Closed yoann1995 closed 6 years ago
Facing the same issue on MacOS Sierra
We've very recently switched the format of our language model and tooling on master. It looks like you're using the pre-built generate_trie binary from the 0.1.1 release. You can fix this by using consistent versions of the various tools, including the training code. If you want to use the 0.1.1 binaries, work from the v0.1.1 tag, not the master branch. Alternatively you can work from master and build things yourself.
Hope this helps.
Thank you for your reply ! I tried to use the V.0.1.1 tag but I still have the same issue.

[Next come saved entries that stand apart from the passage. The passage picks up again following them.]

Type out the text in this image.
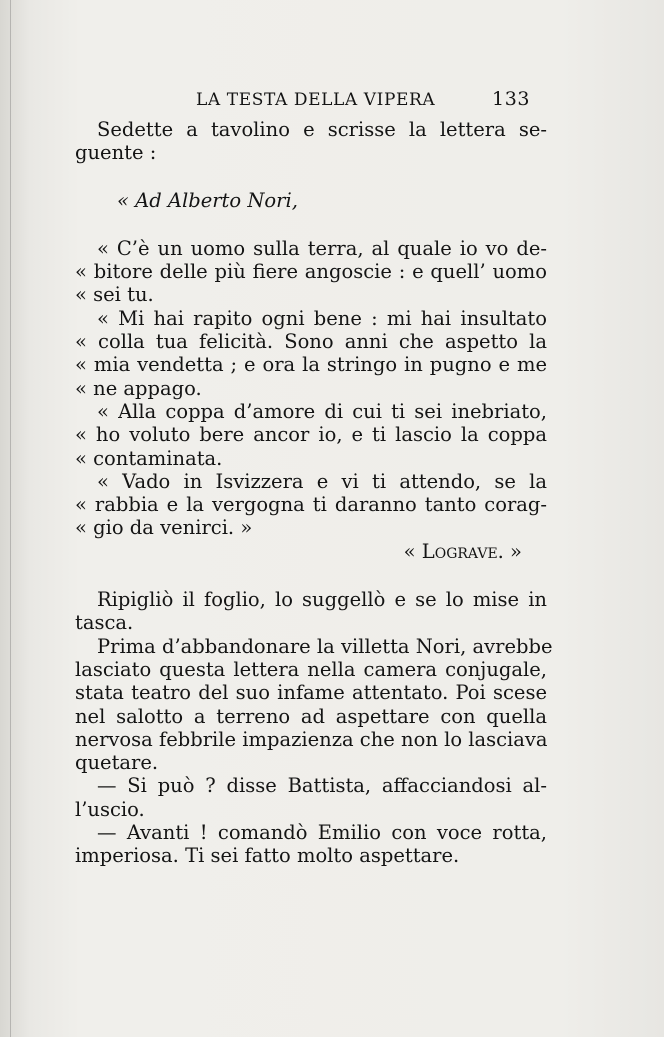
LA TESTA DELLA VIPERA	133
Sedette a tavolino e scrisse la lettera se-
guente :
« Ad Alberto Nori,
« C’è un uomo sulla terra, al quale io vo de-
« bitore delle più fiere angoscie : e quell’ uomo
« sei tu.
« Mi hai rapito ogni bene : mi hai insultato
« colla tua felicità. Sono anni che aspetto la
« mia vendetta ; e ora la stringo in pugno e me
« ne appago.
« Alla coppa d’amore di cui ti sei inebriato,
« ho voluto bere ancor io, e ti lascio la coppa
« contaminata.
« Vado in Isvizzera e vi ti attendo, se la
« rabbia e la vergogna ti daranno tanto corag-
« gio da venirci. »
« Lograve. »
Ripigliò il foglio, lo suggellò e se lo mise in
tasca.
Prima d’abbandonare la villetta Nori, avrebbe
lasciato questa lettera nella camera conjugale,
stata teatro del suo infame attentato. Poi scese
nel salotto a terreno ad aspettare con quella
nervosa febbrile impazienza che non lo lasciava
quetare.
— Si può ? disse Battista, affacciandosi al-
l’uscio.
— Avanti ! comandò Emilio con voce rotta,
imperiosa. Ti sei fatto molto aspettare.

If I want to stay on the master branch, which tools can I use to generate langage model with this new format ? (Because kenlm seems to use only probing hash tables).
KenLM does not use probing hash tables only: https://kheafield.com/code/kenlm/structures/
Depending on which structure you use for your KenLM model you'll need to adjust the typedefs in beam_search.h
and generate_trie.cpp
.
Build generate_trie
following the normal commands in the documentation.
Thank you for your reply ! I tried to use the V.0.1.1 tag but I still have the same issue.
That should not happen if you're using generate_trie
of version v0.1.1 as well.
I followed the step to build the generate_trie in the v0.1.1 version but I don't have any generated_trie file created at the end. I must miss something. I can only have this file by using the command :
python util/taskcluster.py --target .
But if I understand well, this will give me the generate_trie file which use the quantization and array-compressed pointers format ?
@yoann1995 Downloading from taskcluster should get your the newer file format, so looking at your issue it should fix it :)
No because the newer file format is : quantization and array-compressed pointers and I need probing hash tables. :/
@yoann1995 Why don't you get the binary from v0.1.1 then ?
Well, I try to do it from 0.1.1 but I still have the same issue. Thank you for the link, it works now ! Sorry for the inconvenience and thank you for your help ! :)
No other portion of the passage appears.